Ci-dessous, éditorial de Bruno Dive, dans le journal Sud-Ouest du jeudi 2 juin, évoquant la polémique au sujet de l’équipe de France de football et le « procès d’intention en racisme contre Didier Deschamps ».
« Des Bleus à l’âme
Karim Benzema et Éric Cantona feraient mieux de retourner l’un à ses cassettes vidéo, l’autre à ses films, plutôt que de s’aventurer sur le terrain glissant de la politique. En instruisant – après quelques autres – un procès d’intention en racisme contre Didier Deschamps, ils ont non seulement perdu une occasion de se taire, mais aussi terni pour de mauvaises raisons la réputation de l’équipe de France, à quelques jours de l’Euro.
Et Benzema est d’autant plus mal placé pour se plaindre qu’il a tenu dans un passé pas si ancien des propos peu amènes sur la France et sur « La Marseillaise ». Quand donc en finirons-nous avec cette insupportable police de la pensée qui traque, derrière chaque mot ou chaque geste, un supposé racisme ? Bien sûr que celui-ci existe en France, comme ailleurs, et il doit être combattu. Mais ce n’est pas parce que le Front national obtient
des scores élevés qu’il faut soupçonner le sélectionneur des Bleus des pires arrière-pensées. Et ce n’est pas parce que Didier Deschamps porte « un nom bien français » qu’il est nécessairement raciste.

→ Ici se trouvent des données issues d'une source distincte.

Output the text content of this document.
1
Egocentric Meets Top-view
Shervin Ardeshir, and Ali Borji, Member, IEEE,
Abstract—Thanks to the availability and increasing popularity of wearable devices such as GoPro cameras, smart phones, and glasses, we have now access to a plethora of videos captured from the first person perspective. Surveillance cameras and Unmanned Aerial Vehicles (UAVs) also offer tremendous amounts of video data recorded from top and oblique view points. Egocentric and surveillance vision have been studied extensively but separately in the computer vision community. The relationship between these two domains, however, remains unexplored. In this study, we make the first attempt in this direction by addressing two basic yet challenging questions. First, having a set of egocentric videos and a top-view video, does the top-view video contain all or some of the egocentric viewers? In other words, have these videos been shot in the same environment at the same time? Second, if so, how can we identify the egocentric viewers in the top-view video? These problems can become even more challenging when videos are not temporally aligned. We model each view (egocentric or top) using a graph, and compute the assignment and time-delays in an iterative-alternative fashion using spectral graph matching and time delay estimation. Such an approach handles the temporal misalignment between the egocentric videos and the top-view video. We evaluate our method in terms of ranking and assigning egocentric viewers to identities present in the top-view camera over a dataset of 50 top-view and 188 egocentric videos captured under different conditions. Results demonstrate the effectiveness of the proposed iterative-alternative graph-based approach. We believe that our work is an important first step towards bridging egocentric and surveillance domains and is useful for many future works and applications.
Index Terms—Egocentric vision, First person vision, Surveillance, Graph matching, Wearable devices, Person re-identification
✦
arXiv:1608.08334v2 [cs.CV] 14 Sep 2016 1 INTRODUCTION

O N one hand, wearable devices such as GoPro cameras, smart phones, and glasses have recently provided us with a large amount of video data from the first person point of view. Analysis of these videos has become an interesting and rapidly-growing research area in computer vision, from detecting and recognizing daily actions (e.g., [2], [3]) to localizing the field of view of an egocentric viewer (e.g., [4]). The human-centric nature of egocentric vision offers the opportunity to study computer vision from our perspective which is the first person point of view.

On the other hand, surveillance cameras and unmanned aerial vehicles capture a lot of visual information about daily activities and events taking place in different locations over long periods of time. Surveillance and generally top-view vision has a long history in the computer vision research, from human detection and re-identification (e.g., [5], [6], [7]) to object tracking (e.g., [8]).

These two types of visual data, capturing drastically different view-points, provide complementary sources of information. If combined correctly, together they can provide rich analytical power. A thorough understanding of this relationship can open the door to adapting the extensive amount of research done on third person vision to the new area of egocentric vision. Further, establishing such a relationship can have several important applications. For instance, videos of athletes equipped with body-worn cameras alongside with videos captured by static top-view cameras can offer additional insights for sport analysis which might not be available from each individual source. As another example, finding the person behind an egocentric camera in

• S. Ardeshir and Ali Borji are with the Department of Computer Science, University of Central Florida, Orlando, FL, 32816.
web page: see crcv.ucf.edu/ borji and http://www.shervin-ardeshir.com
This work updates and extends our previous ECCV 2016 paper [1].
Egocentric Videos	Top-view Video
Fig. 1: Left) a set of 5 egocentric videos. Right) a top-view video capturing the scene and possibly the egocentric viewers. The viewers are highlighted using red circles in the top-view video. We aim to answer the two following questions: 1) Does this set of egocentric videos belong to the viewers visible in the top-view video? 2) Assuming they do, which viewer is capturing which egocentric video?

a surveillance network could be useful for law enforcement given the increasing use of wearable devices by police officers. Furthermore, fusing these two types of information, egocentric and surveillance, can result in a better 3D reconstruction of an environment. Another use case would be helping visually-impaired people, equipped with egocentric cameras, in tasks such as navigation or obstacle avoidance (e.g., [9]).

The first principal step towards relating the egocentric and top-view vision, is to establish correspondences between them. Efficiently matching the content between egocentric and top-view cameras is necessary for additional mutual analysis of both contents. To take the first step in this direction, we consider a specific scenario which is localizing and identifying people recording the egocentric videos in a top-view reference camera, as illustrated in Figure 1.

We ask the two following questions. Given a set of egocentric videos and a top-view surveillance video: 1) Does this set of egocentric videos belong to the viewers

En le chargeant de telles accusations, ses contempteurs se rendent coupables de ce qu’ils dénoncent : une sorte de racisme à l’envers, anti-Blancs. Il aurait donc fallu, sous prétexte qu’ils portent un nom arabe, que Benzema ou Ben Arfa soient automatiquement sélectionnés, même si leur présence dans l’équipe devait porter préjudice à la cohésion du groupe ? Autant décréter tout de suite des quotas, mais des quotas selon quels critères : la « race », la religion, l’ethnie ?
Et, puisque mieux vaut en plaisanter, pourquoi ne pas imposer aussi la parité et la présence de cinq ou six femmes chez les Bleus…
S’il est une « institution » nationale qui ne saurait être soupçonnée de racisme, c’est bien l’équipe de France de football, celle de Zidane, de Thuram et de Thierry Henry. Et s’il est un sport fédérateur, propre à favoriser l’intégration, c’est bien le football. Les terroristes du 13 novembre ne s’y étaient pas trompés, qui avaient commencé par viser le Stade de France. Sans doute ne faut-il pas demander aux compétitions majeures plus que ce qu’elles peuvent apporter. La victoire de l’équipe black-blanc-beur en 1998 n’a pas empêché, hélas, la montée des communautarismes. Mais il ne faut pas non plus faire porter au football le poids de tous les péchés et l’accuser de céder à une France supposée « raciste », comme le font des donneurs de leçons de morale à quatre sous. »
Bruno Dive, Sud-Ouest, Jeudi 2 juin 2016.